Jonathan Conteh, the executive director of Vision for the Blind, has told Awoko that they have held talks with the National Electoral Commission (NEC) for them to have tactile ballot guides for the August 11 elections.
The tactile system, the executive director says, “would help blind people vote independently so that we too can enjoy our right to secrecy.”
He continues: “as at now I’m happy to say that NEC has approved and we have formed the tactile national task force, and we are trying to go out now to see how we can get funding because [there are a] lot of other things around it which include sensitization, workshop, training and mock elections. So we need a lot of funding for that.”
For all this work, Mr Conteh explains that they have already approached the National Democratic Institute (NDI) and IFES who are willing to join them in this venture but that they are also looking forward to other organizations for help.
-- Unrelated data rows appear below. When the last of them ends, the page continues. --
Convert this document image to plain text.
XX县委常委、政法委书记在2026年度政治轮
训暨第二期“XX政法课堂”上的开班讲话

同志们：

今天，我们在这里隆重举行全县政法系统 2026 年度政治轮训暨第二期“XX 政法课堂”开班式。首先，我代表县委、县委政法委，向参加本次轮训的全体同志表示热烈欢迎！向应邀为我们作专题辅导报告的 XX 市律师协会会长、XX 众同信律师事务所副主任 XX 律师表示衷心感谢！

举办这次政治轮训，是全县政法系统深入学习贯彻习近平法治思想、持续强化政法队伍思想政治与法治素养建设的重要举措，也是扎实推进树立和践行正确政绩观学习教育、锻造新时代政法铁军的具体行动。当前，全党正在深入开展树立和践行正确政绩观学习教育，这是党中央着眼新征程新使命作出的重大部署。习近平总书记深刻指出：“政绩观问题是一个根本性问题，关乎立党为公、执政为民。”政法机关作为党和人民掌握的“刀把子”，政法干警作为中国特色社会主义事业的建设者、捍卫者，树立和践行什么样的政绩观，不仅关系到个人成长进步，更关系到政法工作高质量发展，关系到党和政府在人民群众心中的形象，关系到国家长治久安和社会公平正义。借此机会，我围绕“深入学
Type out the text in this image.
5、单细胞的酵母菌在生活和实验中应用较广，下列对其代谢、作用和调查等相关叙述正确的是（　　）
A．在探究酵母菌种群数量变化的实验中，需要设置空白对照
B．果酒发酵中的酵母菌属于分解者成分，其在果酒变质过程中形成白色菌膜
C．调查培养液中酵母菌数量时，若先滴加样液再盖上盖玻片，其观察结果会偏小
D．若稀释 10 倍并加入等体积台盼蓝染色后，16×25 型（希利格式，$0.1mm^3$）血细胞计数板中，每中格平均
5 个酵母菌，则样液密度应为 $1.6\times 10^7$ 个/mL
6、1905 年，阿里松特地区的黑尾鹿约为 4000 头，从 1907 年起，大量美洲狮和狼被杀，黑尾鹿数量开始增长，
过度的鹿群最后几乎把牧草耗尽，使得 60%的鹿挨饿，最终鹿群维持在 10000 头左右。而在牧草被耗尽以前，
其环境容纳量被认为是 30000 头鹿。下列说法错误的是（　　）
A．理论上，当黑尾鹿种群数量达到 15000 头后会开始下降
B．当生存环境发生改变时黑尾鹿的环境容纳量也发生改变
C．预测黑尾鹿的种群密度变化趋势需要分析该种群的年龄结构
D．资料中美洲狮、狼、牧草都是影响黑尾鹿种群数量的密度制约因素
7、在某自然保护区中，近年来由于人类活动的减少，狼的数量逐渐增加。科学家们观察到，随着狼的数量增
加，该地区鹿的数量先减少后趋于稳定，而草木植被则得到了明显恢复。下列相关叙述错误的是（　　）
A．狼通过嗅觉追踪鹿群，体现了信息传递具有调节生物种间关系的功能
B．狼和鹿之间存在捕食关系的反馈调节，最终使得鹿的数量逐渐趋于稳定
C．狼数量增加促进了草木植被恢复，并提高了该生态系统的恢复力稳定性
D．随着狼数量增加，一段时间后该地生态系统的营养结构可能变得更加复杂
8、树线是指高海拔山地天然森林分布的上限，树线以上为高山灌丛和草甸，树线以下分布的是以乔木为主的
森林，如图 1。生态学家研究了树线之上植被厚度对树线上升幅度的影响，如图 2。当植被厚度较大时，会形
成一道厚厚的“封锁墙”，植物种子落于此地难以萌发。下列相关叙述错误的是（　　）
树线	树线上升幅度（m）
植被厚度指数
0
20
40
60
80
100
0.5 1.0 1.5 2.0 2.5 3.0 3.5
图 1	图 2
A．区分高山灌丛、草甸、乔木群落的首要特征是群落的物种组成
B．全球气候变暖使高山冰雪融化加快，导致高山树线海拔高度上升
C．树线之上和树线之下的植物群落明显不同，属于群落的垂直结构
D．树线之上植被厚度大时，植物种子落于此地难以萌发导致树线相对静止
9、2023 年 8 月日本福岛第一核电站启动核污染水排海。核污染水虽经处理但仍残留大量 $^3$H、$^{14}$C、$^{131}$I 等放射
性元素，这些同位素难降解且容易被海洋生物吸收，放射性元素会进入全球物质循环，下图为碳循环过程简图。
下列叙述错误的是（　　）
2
Urging politicians, Jonathan Conteh states that, “you never can tell that one blind man’s vote can make you win. So we are looking forward to see all of these people [politicians] come on board to support this move.”
In 2002, he goes on, the tactile system was tried on a pilot case “but it appeared that it was just within Freetown, Bo and Makeni. But this time round, we want to go into all the other constituencies in the country.”
Talking about the tactile system, Jonathan Conteh explains that “it’s a kind of guide that has some holes around it for a blind to feel and know where to tick”.
“It is made in such a way that if it’s ten or fifteen parties in your country they are all arranged by numbers so you will know where the different parties are placed. It is not much of a brail, it’s like the cutout they do in stencil work, and this can be used even by the uneducated blind. It just only by knowing the position,” he concludes.